Um dia, tinha apenas vinte anos, transportou-se de Lisboa ao Rio de Janeiro. Para explicar esta viagem, é preciso remontar ao primeiro consulado de César. Este grande homem, assumindo aquela magistratura, teve idéia de fazer publicar os trabalhos do senado romano. Não era ainda a taquigrafia; mas, com boa vontade, boa e muita, podemos achar ali o gérmen deste invento moderno. A taquigrafia trouxe Henrique Chaves ao Rio de Janeiro. Foi essa arte mágica de pôr no papel, integralmente, as idéias e as falas de um orador, que o fez atravessar o oceano, pelos anos de 1869.

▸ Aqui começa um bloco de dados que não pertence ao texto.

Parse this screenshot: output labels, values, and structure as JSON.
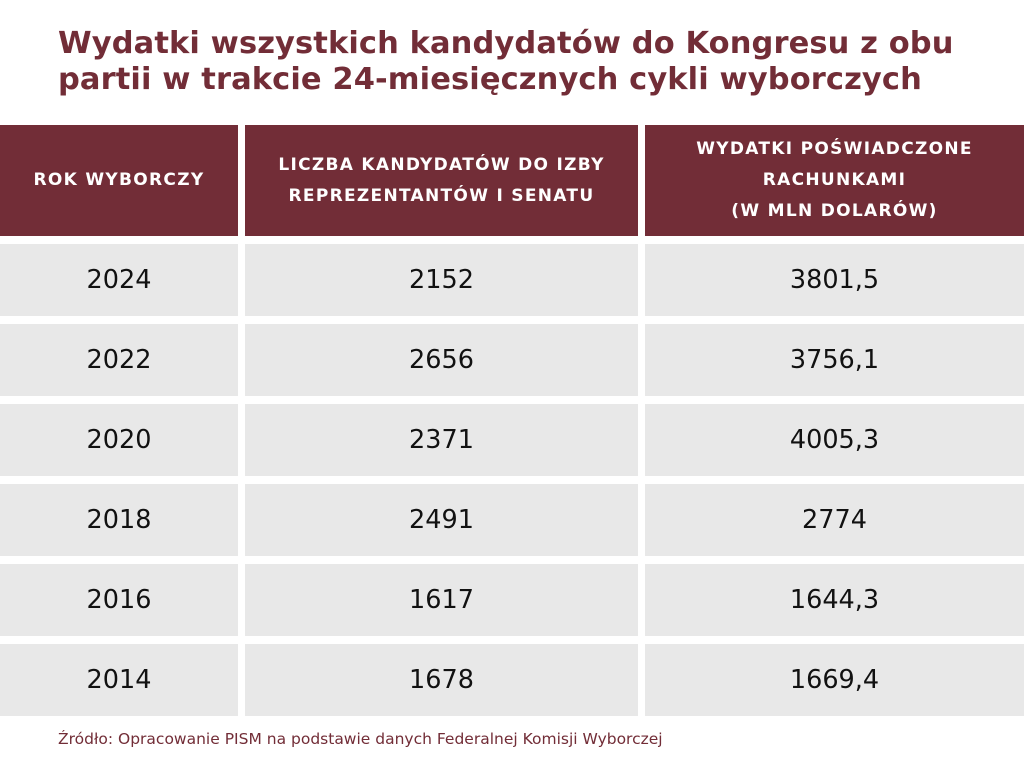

Refiro-me à taquigrafia política. Ela o pôs em contato com os nossos parlamentares dos últimos vinte anos. Há de haver na vida do taquígrafo parlamentar uma boa parte anedótica, que merecerá só por si a pena de umas memórias. As emendas, bastam as emendas dos discursos, as posturas novas, o trabalho do toucador, as trunfas desfeitas e refeitas, com os grampos de erudição, ou os cabelos apenas alisados, basta só isso para caracterizar o modo de cada orador, e dar-nos perfis interessantes. Um velho taquígrafo contou-me, quase com lágrimas, um caso muito particular. Passou-se há trinta anos. Um senador, orador medíocre, fizera um discurso mais que medíocre, trinta dias antes de acabar a sessão. Recebeu as notas taquigráficas no dia imediato, e só as restituiu três meses depois da sessão acabada. O discurso vinha todo por letra dele, e não havia uma só palavra das proferidas; era outro e pior. Ajuntai a esta parte anedótica aquela outra de psicologia que deve ser a principal, com uma estatística das palavras, um estudo dos oradores cansativos, apesar de pausados, ou por isso mesmo, e dos que não cansam, posto que velozes.

Mas uma coisa é o ganha-pão, outra é a vocação. Henrique Chaves trazia nas veias o sangue do jornalismo. Tem a facilidade, a naturalidade, o gosto e o tato precisos a este ofício tão árduo e tão duro. Pega de um assunto, o primeiro à mão, o preciso, o do dia, e compõe o artigo com aquela presteza e lucidez que a folha diária exige, e com a nota própria da ocasião. Não lhe peçam longos períodos de exposição, nem deduções complicadas. Cai logo in medias res, como a regra clássica dos poemas. As primeiras palavras parecem continuar uma conversação. O leitor acaba supondo ter feito um monólogo.

Não esqueçamos que o seu temperamento é o da própria folha em que escreve, a Gazeta de Notícias, que trouxe ao jornalismo desta cidade outra nota e diversa feição. Vinte anos antes de encetar a carreira, não sei se o faria, — ao menos, com igual amor. A imprensa de há trinta anos não tinha este movimento vertiginoso. A notícia era como a rima de Boileau, une esclave et ne doit qu'obéir. Teve o seu Treze de Maio, e passou da posição subalterna à sala de recepção.

Os quarenta e quatro anos de Henrique Chaves podem subir a sessenta e seis; nunca passarão dos vinte e dois. Não falo por causa de ilusões; ninguém lhas peça, que é o mesmo que pedir um santo ao diabo. Uma das feições do seu espírito é a incredulidade a respeito de um sem-número de coisas que se impõem pela aparência. Outra feição é a alegria; ele ri bem e largo, comunicativamente. A conversação é viva, é lépida. Considerai que ele é o avesso do medalhão. Considerai também que é difícil saber aturar uma narração enfadonha com mais fina arte. Não se impacienta, não suspira, puxa o bigode; o narrador cuida que é um sinal de atenção, e ele pensa em outra coisa.